202号室の、お兄さん☆【完】
次にお会いしたのは、鳴海さんでは無くて、鳴海さんのお母様でした。
突然、依然意識不明の夫の病院にやってきました。
どぎつい香水に、盛られた派手な髪、胸元の開いたドレス。
彼女は、私をじろじろ上から下まで観察した後鼻で笑い、吸っていた煙草の煙を吹きかけてきました。
『あら、あんたがあの人の奥さんだったの?』
『それが、何か……?』
『もうすぐ、旦那様、死ぬんでしょ? うちにも遺産貰う権利があるんで、その話に』
――その時のとても勝ち誇った顔が、今でも脳裏から離れません。
『は……?』
『鳴海、あの人との子どもなんで』
『……認知はされていますか?』
私が冷静に言うと、彼女は煙草を地面に叩きつけました。
『血液検査でも何でもすれば良いわ!』
『そうですか。

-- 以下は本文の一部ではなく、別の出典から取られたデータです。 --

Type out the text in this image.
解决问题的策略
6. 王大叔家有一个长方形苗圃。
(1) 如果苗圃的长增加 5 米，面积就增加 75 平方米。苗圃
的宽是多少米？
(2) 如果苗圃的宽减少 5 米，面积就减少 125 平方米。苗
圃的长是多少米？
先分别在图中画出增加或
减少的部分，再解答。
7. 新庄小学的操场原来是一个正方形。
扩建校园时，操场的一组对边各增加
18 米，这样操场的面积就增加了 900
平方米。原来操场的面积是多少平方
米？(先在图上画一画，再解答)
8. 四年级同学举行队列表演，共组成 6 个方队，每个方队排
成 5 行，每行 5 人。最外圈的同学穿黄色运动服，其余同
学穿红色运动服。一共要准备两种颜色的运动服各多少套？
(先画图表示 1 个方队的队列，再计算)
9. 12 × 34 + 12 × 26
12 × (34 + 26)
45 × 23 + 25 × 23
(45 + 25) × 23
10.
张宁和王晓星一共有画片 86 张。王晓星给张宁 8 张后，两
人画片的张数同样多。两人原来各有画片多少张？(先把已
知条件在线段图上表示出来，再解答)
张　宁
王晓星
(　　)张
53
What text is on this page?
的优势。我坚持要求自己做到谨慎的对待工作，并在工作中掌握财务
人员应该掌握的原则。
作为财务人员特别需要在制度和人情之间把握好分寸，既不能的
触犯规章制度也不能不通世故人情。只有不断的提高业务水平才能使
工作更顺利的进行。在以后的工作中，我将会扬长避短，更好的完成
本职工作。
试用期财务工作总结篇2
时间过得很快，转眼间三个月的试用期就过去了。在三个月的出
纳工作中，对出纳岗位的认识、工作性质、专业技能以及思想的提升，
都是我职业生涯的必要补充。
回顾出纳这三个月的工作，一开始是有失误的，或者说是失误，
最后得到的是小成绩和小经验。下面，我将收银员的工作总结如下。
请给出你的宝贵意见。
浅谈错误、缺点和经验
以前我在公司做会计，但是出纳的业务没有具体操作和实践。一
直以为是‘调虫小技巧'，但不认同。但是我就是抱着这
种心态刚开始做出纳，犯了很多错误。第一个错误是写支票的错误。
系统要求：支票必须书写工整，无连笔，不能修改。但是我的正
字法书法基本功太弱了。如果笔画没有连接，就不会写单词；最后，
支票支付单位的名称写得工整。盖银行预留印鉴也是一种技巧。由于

でも残念でしたわね』
『は?』
『夫には財産なんてありませんわ。婿養子ですもの。岸六田の不動産は、全て私が受け継いでいますの。
後は裁判でも何でもして、貴女から鳴海さんを頂きますから』
そう、これです。
私が、つい彼女を負かしたくて言ったこの言葉……。
これが、鳴海さんが『監禁』される原因になったのです。